O consórcio Rio + Verde, do grupo Accioly, venceu a licitação e ficou responsável por investir mais de R$110 milhões em melhorias e outros R$20 milhões por ano para manutenção e operação do espaço pelos próximos 35 anos. De acordo com os moradores, essa obra não deveria ser permitida, já que o local é tombado e por lei não permite grandes modificações. Além disso, eles afirmam que o projeto levará a uma grande descaracterização do parque e de uma retirada de quase 100 árvores. Já o consórcio diz que o projeto não trará destruição, mas ampliação da área verde e diversos outros benefícios para os cariocas e para os turistas.
Presidente da Associação de Moradores e Defensores do Jardim de Alah, Karin Morton, de 60 anos, ressalta que os moradores são a favor de uma revitalização e de parcerias públicas e privadas que sigam as leis. Apesar do contrato do projeto já estar assinado, ainda faltam algumas licenças (ambiental, patrimonial e urbanística) para que as obras possam ter início. Os residentes dizem ter esperança de que os órgãos públicos e os técnicos envolvidos olhem com atenção e modifiquem o projeto para diminuir o impacto no meio ambiente e na vizinhança. De acordo com Karin, o problema dos moradores é exclusivamente em relação ao projeto em andamento, uma vez que essa proposta de concessão começou errada desde o edital.
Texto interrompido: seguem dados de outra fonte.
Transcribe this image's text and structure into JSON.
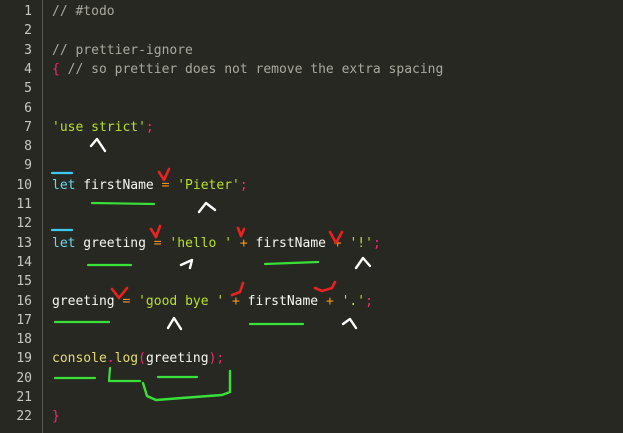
{
  "editor": {
    "lines": [
      {
        "number": "1",
        "tokens": [
          {
            "t": "// #todo",
            "c": "comment"
          }
        ]
      },
      {
        "number": "2",
        "tokens": []
      },
      {
        "number": "3",
        "tokens": [
          {
            "t": "// prettier-ignore",
            "c": "comment"
          }
        ]
      },
      {
        "number": "4",
        "tokens": [
          {
            "t": "{",
            "c": "punct"
          },
          {
            "t": " // so prettier does not remove the extra spacing",
            "c": "comment"
          }
        ]
      },
      {
        "number": "5",
        "tokens": []
      },
      {
        "number": "6",
        "tokens": []
      },
      {
        "number": "7",
        "tokens": [
          {
            "t": "'use strict'",
            "c": "string"
          },
          {
            "t": ";",
            "c": "punct"
          }
        ]
      },
      {
        "number": "8",
        "tokens": []
      },
      {
        "number": "9",
        "tokens": []
      },
      {
        "number": "10",
        "tokens": [
          {
            "t": "let",
            "c": "keyword"
          },
          {
            "t": " firstName ",
            "c": "ident"
          },
          {
            "t": "=",
            "c": "op"
          },
          {
            "t": " ",
            "c": "ident"
          },
          {
            "t": "'Pieter'",
            "c": "string"
          },
          {
            "t": ";",
            "c": "punct"
          }
        ]
      },
      {
        "number": "11",
        "tokens": []
      },
      {
        "number": "12",
        "tokens": []
      },
      {
        "number": "13",
        "tokens": [
          {
            "t": "let",
            "c": "keyword"
          },
          {
            "t": " greeting ",
            "c": "ident"
          },
          {
            "t": "=",
            "c": "op"
          },
          {
            "t": " ",
            "c": "ident"
          },
          {
            "t": "'hello '",
            "c": "string"
          },
          {
            "t": " ",
            "c": "ident"
          },
          {
            "t": "+",
            "c": "op"
          },
          {
            "t": " firstName ",
            "c": "ident"
          },
          {
            "t": "+",
            "c": "op"
          },
          {
            "t": " ",
            "c": "ident"
          },
          {
            "t": "'!'",
            "c": "string"
          },
          {
            "t": ";",
            "c": "punct"
          }
        ]
      },
      {
        "number": "14",
        "tokens": []
      },
      {
        "number": "15",
        "tokens": []
      },
      {
        "number": "16",
        "tokens": [
          {
            "t": "greeting ",
            "c": "ident"
          },
          {
            "t": "=",
            "c": "op"
          },
          {
            "t": " ",
            "c": "ident"
          },
          {
            "t": "'good bye '",
            "c": "string"
          },
          {
            "t": " ",
            "c": "ident"
          },
          {
            "t": "+",
            "c": "op"
          },
          {
            "t": " firstName ",
            "c": "ident"
          },
          {
            "t": "+",
            "c": "op"
          },
          {
            "t": " ",
            "c": "ident"
          },
          {
            "t": "'.'",
            "c": "string"
          },
          {
            "t": ";",
            "c": "punct"
          }
        ]
      },
      {
        "number": "17",
        "tokens": []
      },
      {
        "number": "18",
        "tokens": []
      },
      {
        "number": "19",
        "tokens": [
          {
            "t": "console",
            "c": "func"
          },
          {
            "t": ".",
            "c": "punct"
          },
          {
            "t": "log",
            "c": "func"
          },
          {
            "t": "(",
            "c": "punct"
          },
          {
            "t": "greeting",
            "c": "ident"
          },
          {
            "t": ")",
            "c": "punct"
          },
          {
            "t": ";",
            "c": "punct"
          }
        ]
      },
      {
        "number": "20",
        "tokens": []
      },
      {
        "number": "21",
        "tokens": []
      },
      {
        "number": "22",
        "tokens": [
          {
            "t": "}",
            "c": "punct"
          }
        ]
      }
    ]
  },
  "colors": {
    "background": "#272822",
    "comment": "#a9a99f",
    "string": "#b5e22c",
    "keyword": "#67d8ef",
    "func": "#e6db74",
    "op": "#fd971f",
    "punct": "#f92672",
    "annotation_red": "#e8231f",
    "annotation_green": "#39e03a",
    "annotation_white": "#ffffff",
    "annotation_cyan": "#3ccbf0"
  }
}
“Nós começamos questionando o edital que já deixou claro que vai ser um shopping. Por que obrigou a ser 7 mil e 500 metros quadrados de ABL (Área Bruta Locável). O Shopping Leblon, por exemplo, tem 100 mil metros de construção e só 23 mil metros de ABL. 7.500 de ABL é um andar inteiro de lojas do Shopping Leblon. Eles tiraram essa obrigação mínima no último momento disponível, mas estava lá até aproximadamente duas semanas antes da entrega. Você poderia fazer a construção que quisesse”, lembrou Karin.
Por outro lado, fontes da prefeitura contradizem a versão de Karin e reiteram a importância do projeto. Segundo Dandara Sousa, da equipe de comunicação de Tainá de Paula, vereadora do PT no Rio de Janeiro e ex Secretária Municipal de Meio Ambiente e Clima, o fato da retirada da obrigação mínima deixa claro que os envolvidos no projeto estão escutando os moradores e fazendo de tudo para que o projeto cumpra os objetivos previstos na revitalização.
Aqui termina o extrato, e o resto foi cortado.